The fine particles being deposited in the lungs don’t necessarily stay there, Pinkerton said, and even if they do, that doesn’t mean their presence isn’t felt by other parts of the body. Researchers have posited several theories about how these particles affect other organs and systems.
The most common belief is that, during the lung’s exchange of oxygen into cells, the microscopic particles hitch a ride into the circulatory system and subsequently cause problems in human organs or in blood vessels.
The greatest concern, Pinkerton said, is that these particles are attaching themselves to plaque formations in blood vessels. Those formations are already bad news, because they’re composed of fat, cholesterol, calcium, and other substances. It’s believed, Pinkerton said, that the particles could provoke inflammation that ultimately triggers a heart attack or stroke.

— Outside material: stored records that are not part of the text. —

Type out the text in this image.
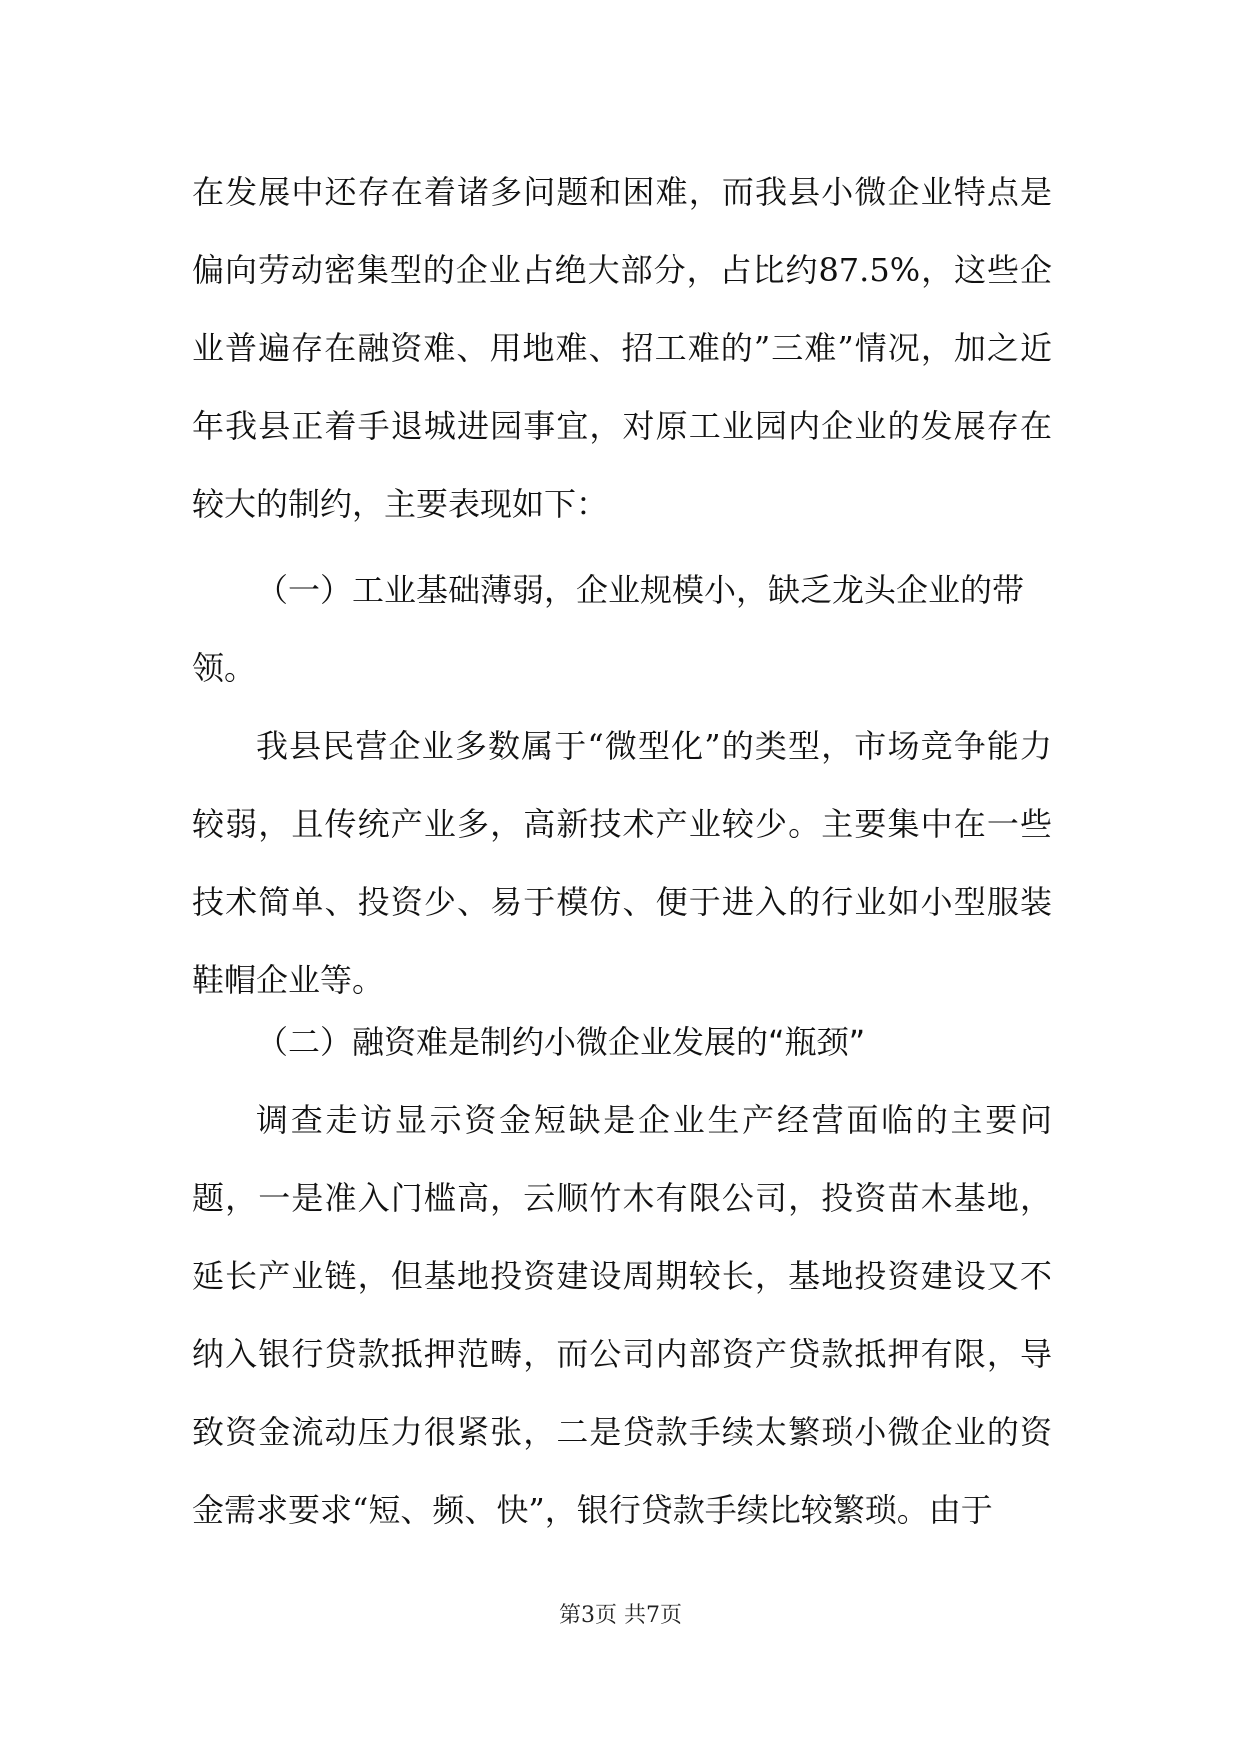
在发展中还存在着诸多问题和困难，而我县小微企业特点是偏向劳动密集型的企业占绝大部分，占比约87.5%，这些企业普遍存在融资难、用地难、招工难的”三难”情况，加之近年我县正着手退城进园事宜，对原工业园内企业的发展存在较大的制约，主要表现如下：

（一）工业基础薄弱，企业规模小，缺乏龙头企业的带领。

我县民营企业多数属于“微型化”的类型，市场竞争能力较弱，且传统产业多，高新技术产业较少。主要集中在一些技术简单、投资少、易于模仿、便于进入的行业如小型服装鞋帽企业等。

（二）融资难是制约小微企业发展的“瓶颈”

调查走访显示资金短缺是企业生产经营面临的主要问题，一是准入门槛高，云顺竹木有限公司，投资苗木基地，延长产业链，但基地投资建设周期较长，基地投资建设又不纳入银行贷款抵押范畴，而公司内部资产贷款抵押有限，导致资金流动压力很紧张，二是贷款手续太繁琐小微企业的资金需求要求“短、频、快”，银行贷款手续比较繁琐。由于

第3页 共7页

Another theory, Pinkerton said, is that particles in the airway can disrupt how critical nerves perform their job. There are nerves in the bronchial tree that give automatic feedback to the heart and brain: Narrow the airway. Expand the airway. Speed up the heartbeat. Slow down the heartbeat.
In essence, these nerves are part of the control system for the human flight-or-fight mechanism, Pinkerton said, but when the tiny particles land in the bronchial tree, they somehow delay or dampen the signal. That means the heart no longer immediately responds, said Pinkerton, noting that these are relationships UCD researchers found as part of their research on the health effects of secondary cigarette smoke.
Because of the dearth of research on fine particulate from wildfires, an interdisciplinary team of UC Davis researchers sought funding from the National Institutes of Health to study the impact of breathing in fine particulate from wildfires in urban areas.
The data from those studies is just coming in for analysis: survey responses from hundreds of people living in or near the wildfire boundaries, analysis of ash and gases from urban neighborhoods like Santa Rosa’s Coffey Park that were consumed by the blazes, sophisticated computer models of the movement of the smoke plume.
This kind of scientific research is challenging, Schmidt said, and the toughest part is going to people who have been traumatized by the disaster and asking them to participate in a study. When they approached residents in fire-stricken communities, she said, roughly 2,000 households and 200 women pregnant at the time of the Tubbs Fire volunteered to participate.
“Usually, when we think about poor air quality, what we’re dealing with is a day or two, not a prolonged, several-day period,” Pinkerton said. “If we continue to have bad air for more than a week, that certainly is a concern. ... We oftentimes have asked the questions: What is the effect of chronic exposure? Is there a cumulative effect every day that we breathe particles? Is it building up? Is it doing something in that way?”
Researchers at UC Davis are moving closer to some answers.